New Scientist Magazine article The United States is set to spend more than $400 billion on offshore oil and gas development over the next four years, a staggering sum that is expected to put pressure on Gulf States’ economies and pose a threat to their ability to fight the deadly BP oil spill.
The oil and natural gas companies that will profit from this boom are the United States, Canada, Mexico and the Gulf states, whose governments have all been accused of failing to protect the environment from the spill, which has claimed more than 9,100 lives.US President Donald Trump’s executive order to protect public health and the environment in the gulf states is set for its first public hearing on Monday.
The Trump administration is expected formally unveil the proposal on Tuesday, when it will present the full proposal to the US Congress.
It will be the second time the US has formally sought congressional approval for offshore oil drilling in the region.
In March, Trump said that the US was not pursuing oil and coal development in the United Kingdom because it was not necessary to keep up with China’s rapid development of its own natural gas resources.
In November, the US Geological Survey said that global reserves of natural gas were around 10 trillion cubic feet (trillion cubic metres) and that the United State’s current shale gas production could reach nearly 9,000 billion cubic feet.
However, many experts, including the US Government Accountability Office (GAO), have questioned whether the United Nation’s latest World Energy Outlook (WEO) – which forecast an unprecedented surge in the global production of gas over the coming decade – accurately reflects the amount of shale gas currently on the market.
“There is a huge difference between the US government’s recent projections and the current state of the market,” said Robert Pindell, a professor of energy at the University of Colorado, Boulder, who is also an adviser to the Gulf States Environmental Council.
“This is going to be a huge financial challenge for US states.”
The new proposal has been crafted to address the concerns raised by the states, said John Deutch, who directs the US Environmental Protection Agency’s Office of Oil Spill Prevention.

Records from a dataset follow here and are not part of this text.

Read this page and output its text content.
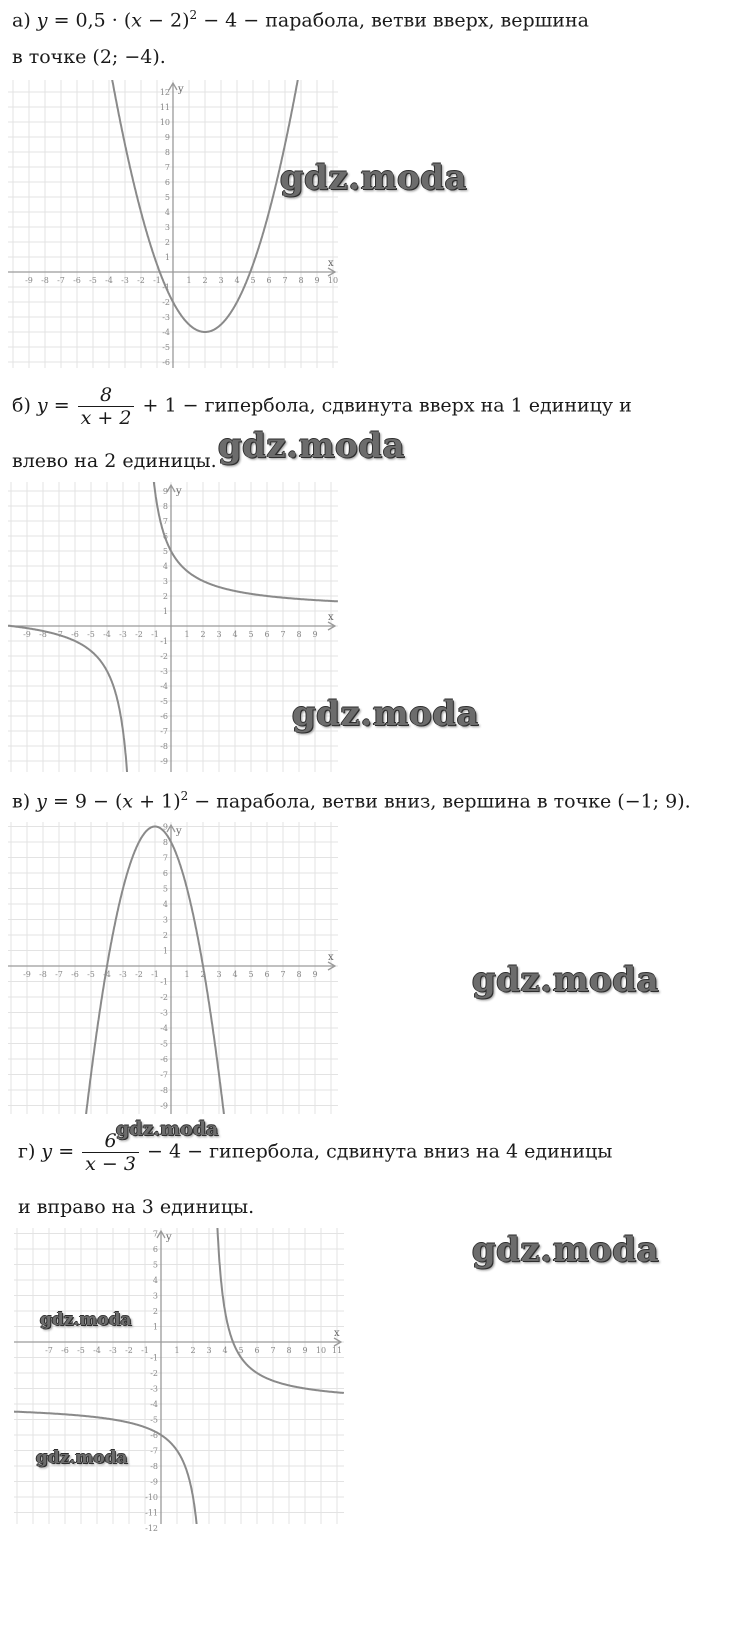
а) $y = 0,5 \cdot (x - 2)^2 - 4$ − парабола, ветви вверх, вершина
в точке (2; −4).
-9 -8 -7 -6 -5 -4 -3 -2 -1	1 2 3 4 5 6 7 8 9 10
12
11
10
9
8
7
6
5
4
3
2
1
-1
-2
-3
-4
-5
-6
x
y
б) $y = \frac{8}{x + 2} + 1$ − гипербола, сдвинута вверх на 1 единицу и
влево на 2 единицы.
-9 -8 -7 -6 -5 -4 -3 -2 -1	1 2 3 4 5 6 7 8 9
9
8
7
6
5
4
3
2
1
-1
-2
-3
-4
-5
-6
-7
-8
-9
x
y
в) $y = 9 - (x + 1)^2$ − парабола, ветви вниз, вершина в точке (−1; 9).
-9 -8 -7 -6 -5 -4 -3 -2 -1	1 2 3 4 5 6 7 8 9
9
8
7
6
5
4
3
2
1
-1
-2
-3
-4
-5
-6
-7
-8
-9
x
y
г) $y = \frac{6}{x - 3} - 4$ − гипербола, сдвинута вниз на 4 единицы
и вправо на 3 единицы.
-7 -6 -5 -4 -3 -2 -1	1 2 3 4 5 6 7 8 9 10 11
7
6
5
4
3
2
1
-1
-2
-3
-4
-5
-6
-7
-8
-9
-10
-11
-12
x
y
gdz.moda
gdz.moda
gdz.moda
gdz.moda
gdz.moda
gdz.moda
gdz.moda
gdz.moda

Deutch added that while the proposed rule would address the risks posed by the BP spill, it is also expected to create significant uncertainty for the Gulf Oil and Gas Council (GOGC), the industry association representing the oil and mining industries in the US.
Its president, Jeff Buhler, said the proposal is intended to protect Americans and the region’s fragile economies from an unprecedented risk.
“We are a small industry, but we are going to have to have the resources and infrastructure to mitigate this risk,” he told the BBC.
“The new administration is committed to working with the states to address these issues.”
However the US Energy Information Administration (EIA) says that it is still expecting a sharp rise in the number of rigs drilling offshore, as well as a surge in natural gas production.
According to the EIA, total oil production in the country in 2016-17 increased by 9.9 million barrels per day (bpd) over 2015-16.
Natural gas production increased by 11.5 million bpd, while crude oil production increased 4.5%.
“The offshore boom is now set to be the biggest on record,” said Steve Koonin, chief executive of the New York-based International Energy Agency.
Meanwhile, the Gulf is facing a wave of pollution, which is expected by some scientists to be even worse than BP’s oil spill, as air quality is expected hit record levels in some areas.
One of the worst polluted areas is the Gulf’s oil port of St. John, in the state of Louisiana.
Residents have warned that the air is so foul that they have stopped taking their children to school and are reluctant to go out at all.
Drinkable water is also being banned in some places, and children have been warned that they could be exposed to high levels of ozone, which can cause cancer.
Buhler said he was confident that the new regulations would provide relief from the environmental challenges facing the Gulf.
“If we do nothing, there is a high likelihood that the region will experience another wave of BP-related problems,” he said.